We know that square of real numbers is always non-negative,

Hence

   (cotA-cotB)²+(cotB-cotC)²+(cotC-cotA)²≥0

⇒2(cot²A+cot²B+cot²C)-2(cotA·cotB+cotB·cotC+cotC·cotA)≥0

⇒(cot²A+cot²B+cot²C)≥(cotA·cotB+cotB·cotC+cotC·cotA)

We also know the trigonometric identity in a triangle that if Α+Β+C=π, then cotA·cotB+cotB·cotC+cotC·cotA=1,

∴,(cot²A+cot²B+cot²C)≥1.

Therefore, the minimum value of the given expression is 1.

 

The equality holds when

   (cot²A+cot²B+cot²C)=1

⇒(cotA-cotB)²+(cotB-cotC)²+(cotC-cotA)²=0       (Carrying out calculations identical to above, but in reverse order)

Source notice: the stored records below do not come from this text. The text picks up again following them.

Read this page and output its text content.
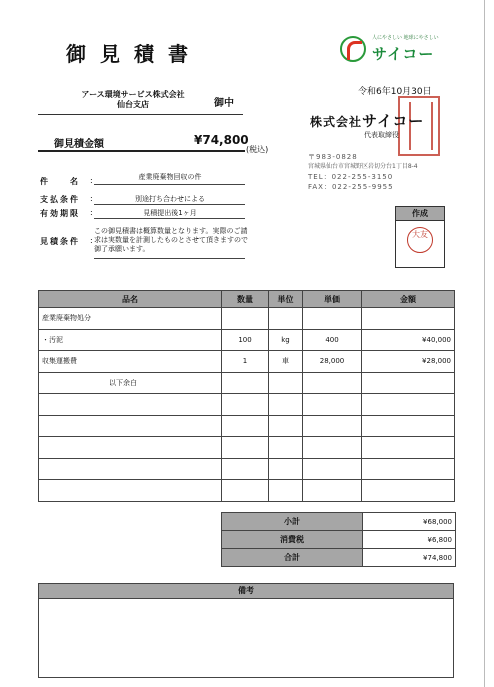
御見積書
人にやさしい 地球にやさしい
サイコー
アース環境サービス株式会社
仙台支店	御中
令和6年10月30日
株式会社サイコー
代表取締役
〒983-0828
宮城県仙台市宮城野区岩切分台1丁目8-4
TEL：022-255-3150
FAX：022-255-9955
御見積金額	¥74,800
(税込)
件　　名 :	産業廃棄物回収の件
支払条件 :	別途打ち合わせによる
有効期限 :	見積提出後1ヶ月
見積条件 :
この御見積書は概算数量となります。実際のご請求は実数量を計測したものとさせて頂きますので御了承願います。
作成
大友
品名	数量	単位	単価	金額
産業廃棄物処分				
・汚泥	100	kg	400	¥40,000
収集運搬費	1	車	28,000	¥28,000
以下余白				

小計	¥68,000
消費税	¥6,800
合計	¥74,800
備考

⇒cotA=cotB=cotC                                               (∵ squares are always non-negative, so if a sum of squares of real numbers is                                                                                 zero, then each term should be zero individually)

∵ cotA=cotB=cotC and Α+Β+C=π, 

∴ A=B=C=π/3

Hence, the equality holds for equilateral triangle.